Dungeon Quest is a placeholder name, which is going to make for some odd Google searches one day due to the vagaries of keyword searching. But I think that this is an important bit to think about in terms of game design, because, and this is true, the theme of your game doesn’t need to really matter for a long time.
Previously I spoke about a concept know as Top Down and Bottom Up design. Top Down means to start with a concept and then try to find the mechanics that could support the idea. So if you wanted to make a game about pirates, you would figure out the tropes that you were interested in and work from there. Would your pirate game have adventures? Ships? Would you attack other ships? What does winning look like if you are a pirate? There’s a lot to work from, and focusing that concept into concrete mechanics becomes the tricky bit. Bottom Up means that you start with a mechanic and build out from there. So maybe an interaction is interesting, and you think that you could build out a game around it. The tricky part with those is that maybe, just maybe, that mechanic isn’t enough to support an entire game. Or you create a design where that really interesting core mechanic is lost in the shuffle.
My designs tend to start from a Bottom Up position, and then work towards the middle. In other words it’s a hybrid. Once I have the base mechanics established, I look for a top down theme to apply, and then look to see what sort of designs I can find in the other direction to fill out the design. Case in point, in Paper Zeppelin the idea wasn’t always to make a twin stick shooter, but a scrolling 2D shooter. Once I realized that I wanted to use a zeppelin, it meant that I also wanted to arm that zeppelin with a turret, which means multi-directional shooting, which led to thinking about ways to limit the arc of fire and so on. That also helped me to establish limits on what the game should be doing. If something doesn’t make sense in the theme, then it shouldn’t be in the design.
The mechanics of Dungeon Quest are at their core a deck building and encounter creation engine. I could put almost any theming on top. For example, I considered changing Dungeon Quest into a game with Mecha. Instead of Classes you’d have different chassis. Damage would have additional malfunction abilities and the core triad of Combat, Cunning and Magic would be changed to something like Combat, Prowess and Tech. But then the sort of mechanics that I could add would be different. So instead of weapons and armors being limited by type, they could be attached to the mech and the number of attachment points would be the limiting factor. And you could travel to different planets with different effects on them.
Or, you could remove the combat entirely. Let’s make it a Star Trek game, so the triad becomes Courage, Diplomacy and Treknobabble. There are locations and the encounters are Problem of the Week style shenanigans. But now, we’d have cards that would focus more on the concept of solving the encounter instead of defeating it, and the players would fall into the roles of Away Team.
Now these all sound like different games, but the bottom up mechanics of Dungeon Quest allow all of them without making too many changes. Some of these mechanics are rather cool. Like the idea of going to different locations from the Mech version I’ve incorporated into the Dungeon Quest, while the idea of tying status effects to damage doesn’t work in the DQ context.

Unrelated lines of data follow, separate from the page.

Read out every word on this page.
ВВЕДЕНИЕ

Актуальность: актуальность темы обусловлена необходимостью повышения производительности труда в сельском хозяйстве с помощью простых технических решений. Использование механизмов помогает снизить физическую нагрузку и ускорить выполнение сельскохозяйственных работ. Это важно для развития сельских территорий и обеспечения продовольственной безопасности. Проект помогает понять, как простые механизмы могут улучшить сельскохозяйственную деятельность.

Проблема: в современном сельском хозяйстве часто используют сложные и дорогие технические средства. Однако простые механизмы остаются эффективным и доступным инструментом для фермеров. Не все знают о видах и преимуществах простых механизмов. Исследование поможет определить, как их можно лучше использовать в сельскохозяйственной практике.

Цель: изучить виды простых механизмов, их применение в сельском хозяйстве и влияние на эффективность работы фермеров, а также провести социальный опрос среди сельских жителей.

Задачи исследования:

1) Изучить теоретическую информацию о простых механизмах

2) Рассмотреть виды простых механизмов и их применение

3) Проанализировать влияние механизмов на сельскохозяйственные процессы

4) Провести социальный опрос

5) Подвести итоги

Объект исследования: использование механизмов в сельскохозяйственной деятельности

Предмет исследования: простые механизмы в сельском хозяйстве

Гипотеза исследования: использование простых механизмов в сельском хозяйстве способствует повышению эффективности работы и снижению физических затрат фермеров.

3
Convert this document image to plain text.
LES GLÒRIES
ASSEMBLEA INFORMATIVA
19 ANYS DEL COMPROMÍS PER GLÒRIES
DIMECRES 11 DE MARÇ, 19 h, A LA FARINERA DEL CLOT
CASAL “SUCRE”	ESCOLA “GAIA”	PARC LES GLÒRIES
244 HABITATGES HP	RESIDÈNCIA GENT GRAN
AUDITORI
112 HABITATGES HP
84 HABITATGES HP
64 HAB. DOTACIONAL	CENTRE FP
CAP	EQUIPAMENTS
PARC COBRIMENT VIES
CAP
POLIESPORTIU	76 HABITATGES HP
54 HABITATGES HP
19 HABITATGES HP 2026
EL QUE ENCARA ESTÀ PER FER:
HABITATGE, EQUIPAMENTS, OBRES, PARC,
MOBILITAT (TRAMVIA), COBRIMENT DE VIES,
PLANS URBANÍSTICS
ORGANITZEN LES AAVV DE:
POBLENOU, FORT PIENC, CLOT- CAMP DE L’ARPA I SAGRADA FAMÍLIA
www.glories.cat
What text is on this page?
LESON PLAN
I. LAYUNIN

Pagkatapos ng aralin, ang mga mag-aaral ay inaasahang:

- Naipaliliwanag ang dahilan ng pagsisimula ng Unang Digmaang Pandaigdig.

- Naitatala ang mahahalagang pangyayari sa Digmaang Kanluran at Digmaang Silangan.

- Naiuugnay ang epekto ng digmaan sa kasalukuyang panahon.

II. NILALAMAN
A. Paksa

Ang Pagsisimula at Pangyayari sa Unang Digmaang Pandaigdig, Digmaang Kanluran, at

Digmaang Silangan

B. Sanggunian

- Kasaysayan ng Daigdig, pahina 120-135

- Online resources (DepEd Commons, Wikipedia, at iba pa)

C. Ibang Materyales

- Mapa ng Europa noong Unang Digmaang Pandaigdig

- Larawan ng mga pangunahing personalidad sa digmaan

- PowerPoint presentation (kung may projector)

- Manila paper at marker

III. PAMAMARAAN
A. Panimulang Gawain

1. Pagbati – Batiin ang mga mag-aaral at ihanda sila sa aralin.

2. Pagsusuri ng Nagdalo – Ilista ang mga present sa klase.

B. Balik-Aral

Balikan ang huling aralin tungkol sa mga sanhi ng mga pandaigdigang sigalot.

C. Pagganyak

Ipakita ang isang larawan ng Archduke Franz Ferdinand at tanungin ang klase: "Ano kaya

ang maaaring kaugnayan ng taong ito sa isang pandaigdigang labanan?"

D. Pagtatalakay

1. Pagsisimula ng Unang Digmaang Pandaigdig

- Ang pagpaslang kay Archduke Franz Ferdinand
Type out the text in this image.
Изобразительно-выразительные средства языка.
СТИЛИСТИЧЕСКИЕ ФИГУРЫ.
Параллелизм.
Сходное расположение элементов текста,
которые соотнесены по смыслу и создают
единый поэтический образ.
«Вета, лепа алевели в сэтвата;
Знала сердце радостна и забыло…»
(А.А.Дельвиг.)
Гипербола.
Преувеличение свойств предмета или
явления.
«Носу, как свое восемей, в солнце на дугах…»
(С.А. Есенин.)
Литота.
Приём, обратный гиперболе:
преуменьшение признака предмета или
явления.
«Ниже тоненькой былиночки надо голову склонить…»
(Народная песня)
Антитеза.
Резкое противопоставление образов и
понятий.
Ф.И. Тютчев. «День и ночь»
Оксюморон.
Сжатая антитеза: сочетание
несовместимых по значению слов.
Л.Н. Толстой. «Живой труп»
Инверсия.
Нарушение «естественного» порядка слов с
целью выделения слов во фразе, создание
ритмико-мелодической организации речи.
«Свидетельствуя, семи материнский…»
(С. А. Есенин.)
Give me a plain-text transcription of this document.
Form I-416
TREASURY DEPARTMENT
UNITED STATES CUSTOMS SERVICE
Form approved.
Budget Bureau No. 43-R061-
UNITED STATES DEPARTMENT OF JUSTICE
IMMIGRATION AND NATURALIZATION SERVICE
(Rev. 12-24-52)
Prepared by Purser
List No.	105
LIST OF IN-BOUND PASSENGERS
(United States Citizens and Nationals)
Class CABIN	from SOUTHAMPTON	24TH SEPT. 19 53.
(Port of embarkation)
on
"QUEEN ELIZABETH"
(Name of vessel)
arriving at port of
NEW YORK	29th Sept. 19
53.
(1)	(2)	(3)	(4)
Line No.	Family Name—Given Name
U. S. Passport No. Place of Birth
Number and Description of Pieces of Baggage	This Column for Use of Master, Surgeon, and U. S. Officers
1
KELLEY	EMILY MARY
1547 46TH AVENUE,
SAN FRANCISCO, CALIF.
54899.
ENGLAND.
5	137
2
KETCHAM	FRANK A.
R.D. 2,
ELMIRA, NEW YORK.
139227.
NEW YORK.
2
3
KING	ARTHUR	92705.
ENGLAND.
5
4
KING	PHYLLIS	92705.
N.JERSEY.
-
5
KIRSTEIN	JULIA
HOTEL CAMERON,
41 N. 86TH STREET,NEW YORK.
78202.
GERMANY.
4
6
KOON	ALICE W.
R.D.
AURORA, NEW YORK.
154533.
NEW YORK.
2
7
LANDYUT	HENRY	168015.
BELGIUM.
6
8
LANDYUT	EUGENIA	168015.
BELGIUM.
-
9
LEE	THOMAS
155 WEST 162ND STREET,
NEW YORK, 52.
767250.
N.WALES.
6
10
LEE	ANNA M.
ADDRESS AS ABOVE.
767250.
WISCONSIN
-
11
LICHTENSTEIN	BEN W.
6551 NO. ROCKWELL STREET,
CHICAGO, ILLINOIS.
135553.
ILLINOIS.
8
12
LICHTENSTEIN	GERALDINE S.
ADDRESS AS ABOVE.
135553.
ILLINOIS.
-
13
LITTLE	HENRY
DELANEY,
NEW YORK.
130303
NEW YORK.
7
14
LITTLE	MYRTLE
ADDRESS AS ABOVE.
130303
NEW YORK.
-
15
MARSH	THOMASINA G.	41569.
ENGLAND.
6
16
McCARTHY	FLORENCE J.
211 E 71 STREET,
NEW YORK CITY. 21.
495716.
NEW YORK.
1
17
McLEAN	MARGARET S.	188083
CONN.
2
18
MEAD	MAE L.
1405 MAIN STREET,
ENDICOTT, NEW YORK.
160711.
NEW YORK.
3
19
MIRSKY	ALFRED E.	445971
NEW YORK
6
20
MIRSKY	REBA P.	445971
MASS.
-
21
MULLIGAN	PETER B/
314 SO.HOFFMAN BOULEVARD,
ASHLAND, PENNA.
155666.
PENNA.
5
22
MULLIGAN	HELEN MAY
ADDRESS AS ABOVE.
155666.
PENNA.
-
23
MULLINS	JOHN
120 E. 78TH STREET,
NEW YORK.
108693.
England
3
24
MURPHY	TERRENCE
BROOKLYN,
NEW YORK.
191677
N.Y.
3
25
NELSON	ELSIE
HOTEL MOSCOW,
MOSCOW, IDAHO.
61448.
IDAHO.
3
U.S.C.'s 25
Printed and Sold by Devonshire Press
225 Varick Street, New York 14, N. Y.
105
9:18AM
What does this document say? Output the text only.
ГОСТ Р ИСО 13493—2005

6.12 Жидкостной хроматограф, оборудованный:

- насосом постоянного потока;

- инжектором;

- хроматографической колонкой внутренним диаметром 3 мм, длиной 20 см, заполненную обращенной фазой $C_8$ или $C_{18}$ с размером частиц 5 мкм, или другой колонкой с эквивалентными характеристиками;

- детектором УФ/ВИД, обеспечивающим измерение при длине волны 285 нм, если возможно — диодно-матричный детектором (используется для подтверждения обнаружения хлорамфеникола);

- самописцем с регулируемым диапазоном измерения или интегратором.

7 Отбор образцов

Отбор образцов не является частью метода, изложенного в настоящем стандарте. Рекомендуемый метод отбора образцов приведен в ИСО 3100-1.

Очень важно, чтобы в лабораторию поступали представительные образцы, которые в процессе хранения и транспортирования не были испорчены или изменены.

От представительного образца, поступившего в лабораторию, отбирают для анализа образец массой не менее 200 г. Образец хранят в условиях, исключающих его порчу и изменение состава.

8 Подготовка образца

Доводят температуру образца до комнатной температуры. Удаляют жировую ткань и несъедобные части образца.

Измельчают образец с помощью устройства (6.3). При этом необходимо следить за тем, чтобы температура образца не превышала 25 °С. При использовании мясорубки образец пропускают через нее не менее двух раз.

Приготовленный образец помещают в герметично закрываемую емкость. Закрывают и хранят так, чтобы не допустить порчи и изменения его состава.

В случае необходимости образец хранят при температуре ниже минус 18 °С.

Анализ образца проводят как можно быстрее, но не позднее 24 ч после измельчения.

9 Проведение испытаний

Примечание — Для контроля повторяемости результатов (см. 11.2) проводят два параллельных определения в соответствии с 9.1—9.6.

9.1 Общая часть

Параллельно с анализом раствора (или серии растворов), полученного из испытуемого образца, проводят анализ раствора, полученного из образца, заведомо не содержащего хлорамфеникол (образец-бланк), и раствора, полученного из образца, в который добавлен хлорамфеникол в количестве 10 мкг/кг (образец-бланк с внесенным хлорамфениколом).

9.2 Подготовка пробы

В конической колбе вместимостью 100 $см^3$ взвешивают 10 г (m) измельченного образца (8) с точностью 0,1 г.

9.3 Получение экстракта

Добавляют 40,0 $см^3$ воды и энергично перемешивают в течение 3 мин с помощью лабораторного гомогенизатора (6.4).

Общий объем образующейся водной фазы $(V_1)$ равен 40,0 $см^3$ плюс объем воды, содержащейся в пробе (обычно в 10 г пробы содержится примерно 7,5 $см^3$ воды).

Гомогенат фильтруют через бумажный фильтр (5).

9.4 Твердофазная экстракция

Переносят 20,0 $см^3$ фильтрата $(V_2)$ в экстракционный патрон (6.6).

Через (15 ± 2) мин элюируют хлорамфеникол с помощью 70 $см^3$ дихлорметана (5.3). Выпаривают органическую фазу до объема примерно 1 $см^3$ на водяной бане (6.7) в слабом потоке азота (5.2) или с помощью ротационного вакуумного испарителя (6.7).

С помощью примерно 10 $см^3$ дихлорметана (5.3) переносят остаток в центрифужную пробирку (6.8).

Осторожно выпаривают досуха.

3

So if you’re looking at a game, it’s good practice to try to remove the game from the theming that goes along with it, winse it will give you another angle from which to consider the game and the mechanics themselves. And, this is important, you might want to reconsider ejecting the current them if another makes the game better. I seriously considered the mech version. I really did, because of the additional ways that I could create cards and encounters and make the core game more crunchy. But those reasons are also why I didn’t. I don’t want this card game to be that heavy. It’s supposed to be easy to play. Also, sci-fi mecha tropes are less well known than those of fantasy. Which means that the game would be more complicated and be more difficult to teach without gaining too much in the change. If Dungeon Quest is really popular, perhaps I’ll use the core to build another game based on them. But for now I’m happy to loot whatever mechanics and ideas to make Dungeon Quest the best that I can make it.
– In development news (yay!) I’ve added a mechanic called “Class Power” to all of the Class Cards. They are basically a way to use more of your resources every turn, almost like a free card in your hand. What’s interesting is that since I gave them a key word, I can reference them on other cards. So I can have a card that has the following:
Rando Card (3 – Red)
Deal 2 Damage
Activate Class Power
But for the different classes would be read as :
Deal 2, discard a card : deal 2 (Fighter)
Deal 2, draw a card (Rogue)
Deal 2, Trash a Damage Card (Wizard)
In other words, it creates a situation where the same card might work totally differently and support different decks based on the context that it is in. I’m really happy with how it’s working so far, and I think that there is a lot of design space there.